About the event:
Author. Physician. Winemaker. Not many people are all three. “I thought that I was going to spend my life working as a doctor and drinking my family's wines, not making them,” said Laura Catena, who splits her time between practicing emergency medicine in San Francisco and running her family’s winery, Catena Zapata, in Argentina. Winemaking, like medicine, says Catena, is both art and science. “Walking into a patient’s room and knowing how sick a person is by just watching them talk and breathe requires the same kind of skill as knowing if a young wine will age.” This perspective (and expertise) has given Catena Zapata an uncommon edge. Wrote the Wine Spectator, “Catena Zapata is world-renowned for revolutionizing the quality and reputation of Argentine Malbec, and Catena is a fierce advocate for the estate, the region and the grape.” Laura’s father, Nicolas Catena Zapata—often referred to as “the Robert Mondavi of Argentina”—helped usher Argentine Malbec onto the world stage, a legacy she continues.

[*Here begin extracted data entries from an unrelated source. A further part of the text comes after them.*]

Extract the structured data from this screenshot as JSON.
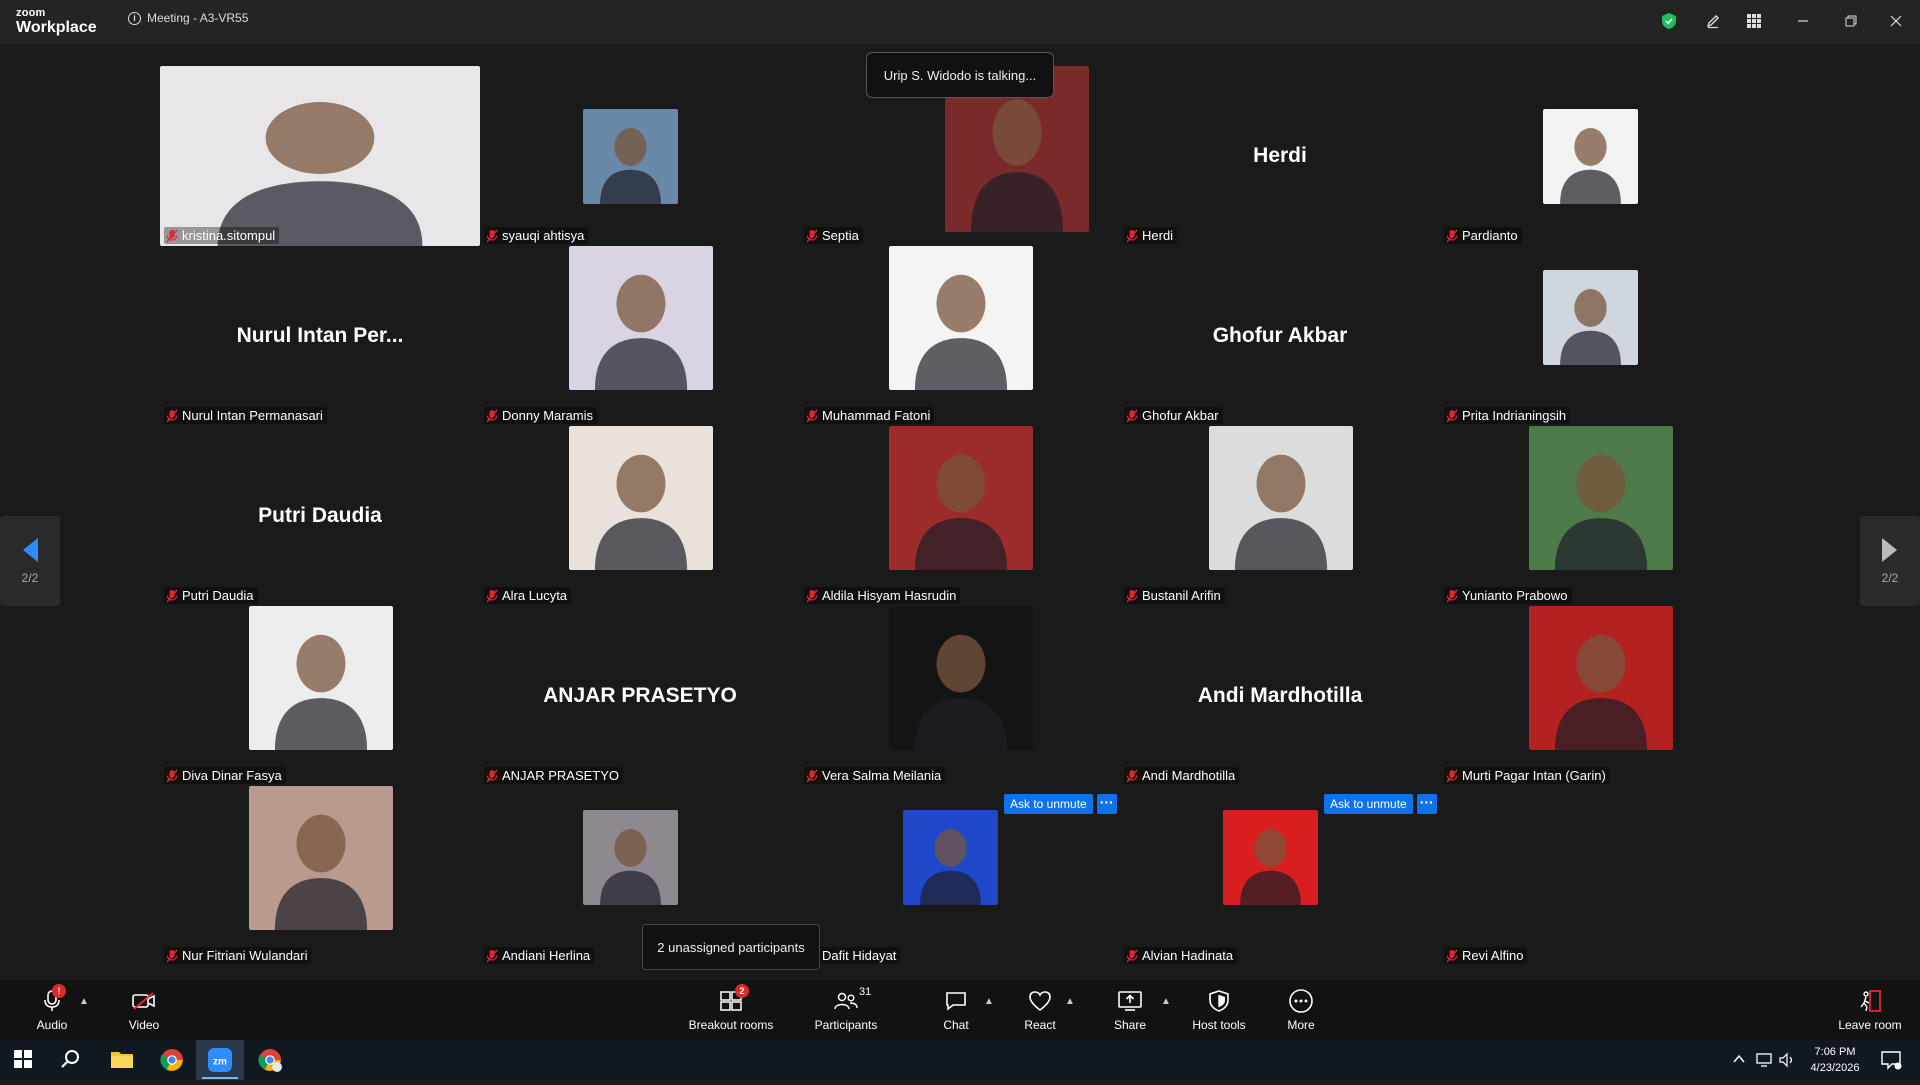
{
  "app": {
    "brand_small": "zoom",
    "brand_large": "Workplace",
    "meeting_title": "Meeting - A3-VR55"
  },
  "talking_indicator": "Urip S. Widodo is talking...",
  "pager": {
    "left": "2/2",
    "right": "2/2"
  },
  "participants": [
    {
      "name": "kristina.sitompul",
      "display": "video",
      "color": "#e9e6ea"
    },
    {
      "name": "syauqi ahtisya",
      "display": "photo",
      "color": "#6a88a8"
    },
    {
      "name": "Septia",
      "display": "photo",
      "color": "#7a2a2a"
    },
    {
      "name": "Herdi",
      "display": "name",
      "big_name": "Herdi"
    },
    {
      "name": "Pardianto",
      "display": "photo",
      "color": "#f2f2f2"
    },
    {
      "name": "Nurul Intan Permanasari",
      "display": "name",
      "big_name": "Nurul Intan Per..."
    },
    {
      "name": "Donny Maramis",
      "display": "photo",
      "color": "#d9d3e2"
    },
    {
      "name": "Muhammad Fatoni",
      "display": "photo",
      "color": "#f4f4f4"
    },
    {
      "name": "Ghofur Akbar",
      "display": "name",
      "big_name": "Ghofur Akbar"
    },
    {
      "name": "Prita Indrianingsih",
      "display": "photo",
      "color": "#cfd6dd"
    },
    {
      "name": "Putri Daudia",
      "display": "name",
      "big_name": "Putri Daudia"
    },
    {
      "name": "Alra Lucyta",
      "display": "photo",
      "color": "#e8e2db"
    },
    {
      "name": "Aldila Hisyam Hasrudin",
      "display": "photo",
      "color": "#9c2b2b"
    },
    {
      "name": "Bustanil Arifin",
      "display": "photo",
      "color": "#dcdcdc"
    },
    {
      "name": "Yunianto Prabowo",
      "display": "photo",
      "color": "#4f7a4a"
    },
    {
      "name": "Diva Dinar Fasya",
      "display": "photo",
      "color": "#ededed"
    },
    {
      "name": "ANJAR PRASETYO",
      "display": "name",
      "big_name": "ANJAR PRASETYO"
    },
    {
      "name": "Vera Salma Meilania",
      "display": "photo",
      "color": "#141414"
    },
    {
      "name": "Andi Mardhotilla",
      "display": "name",
      "big_name": "Andi Mardhotilla"
    },
    {
      "name": "Murti Pagar Intan (Garin)",
      "display": "photo",
      "color": "#b32121"
    },
    {
      "name": "Nur Fitriani Wulandari",
      "display": "photo",
      "color": "#b89a8e"
    },
    {
      "name": "Andiani Herlina",
      "display": "photo",
      "color": "#8e8890"
    },
    {
      "name": "Dafit Hidayat",
      "display": "photo",
      "color": "#1f47c9"
    },
    {
      "name": "Alvian Hadinata",
      "display": "photo",
      "color": "#d81e1e"
    },
    {
      "name": "Revi Alfino",
      "display": "video",
      "color": "#1c1c1c"
    }
  ],
  "ask_to_unmute": {
    "label": "Ask to unmute",
    "more": "···"
  },
  "tooltip": "2 unassigned participants",
  "toolbar": {
    "audio": "Audio",
    "audio_badge": "!",
    "video": "Video",
    "breakout": "Breakout rooms",
    "breakout_badge": "2",
    "participants": "Participants",
    "participants_count": "31",
    "chat": "Chat",
    "react": "React",
    "share": "Share",
    "host_tools": "Host tools",
    "more": "More",
    "leave": "Leave room"
  },
  "taskbar": {
    "time": "7:06 PM",
    "date": "4/23/2026"
  },
  "colors": {
    "accent": "#0e72ed",
    "danger": "#e02828",
    "shield": "#1fbf5f"
  }
}
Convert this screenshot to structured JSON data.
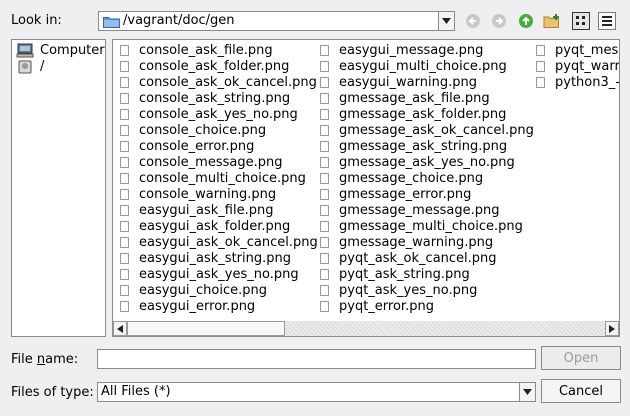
{
  "look_in": {
    "label": "Look in:",
    "path": "/vagrant/doc/gen"
  },
  "toolbar": {
    "icons": [
      "back-icon",
      "forward-icon",
      "parent-folder-icon",
      "new-folder-icon",
      "list-view-icon",
      "detail-view-icon"
    ]
  },
  "sidebar": {
    "items": [
      {
        "label": "Computer",
        "icon": "computer-icon"
      },
      {
        "label": "/",
        "icon": "drive-icon"
      }
    ]
  },
  "files": {
    "columns": [
      [
        "console_ask_file.png",
        "console_ask_folder.png",
        "console_ask_ok_cancel.png",
        "console_ask_string.png",
        "console_ask_yes_no.png",
        "console_choice.png",
        "console_error.png",
        "console_message.png",
        "console_multi_choice.png",
        "console_warning.png",
        "easygui_ask_file.png",
        "easygui_ask_folder.png",
        "easygui_ask_ok_cancel.png",
        "easygui_ask_string.png",
        "easygui_ask_yes_no.png",
        "easygui_choice.png",
        "easygui_error.png"
      ],
      [
        "easygui_message.png",
        "easygui_multi_choice.png",
        "easygui_warning.png",
        "gmessage_ask_file.png",
        "gmessage_ask_folder.png",
        "gmessage_ask_ok_cancel.png",
        "gmessage_ask_string.png",
        "gmessage_ask_yes_no.png",
        "gmessage_choice.png",
        "gmessage_error.png",
        "gmessage_message.png",
        "gmessage_multi_choice.png",
        "gmessage_warning.png",
        "pyqt_ask_ok_cancel.png",
        "pyqt_ask_string.png",
        "pyqt_ask_yes_no.png",
        "pyqt_error.png"
      ],
      [
        "pyqt_mess",
        "pyqt_warr",
        "python3_-"
      ]
    ]
  },
  "filename": {
    "label_pre": "File ",
    "label_u": "n",
    "label_post": "ame:",
    "value": ""
  },
  "filetype": {
    "label": "Files of type:",
    "value": "All Files (*)"
  },
  "buttons": {
    "open": "Open",
    "cancel": "Cancel"
  }
}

Today, Laura’s work has appeared everywhere from the New York Times to NPR, and has seen her named “the face of Argentinian Wine.”
Laura Catena spoke at the institute on Thursday, May 30, as part of the Walt Klenz Wine Business Speakers series. Her talk, “How Science Can Preserve the Ancient Art of Winemaking,” explored the ways modern science is helping to preserve this ancient beverage.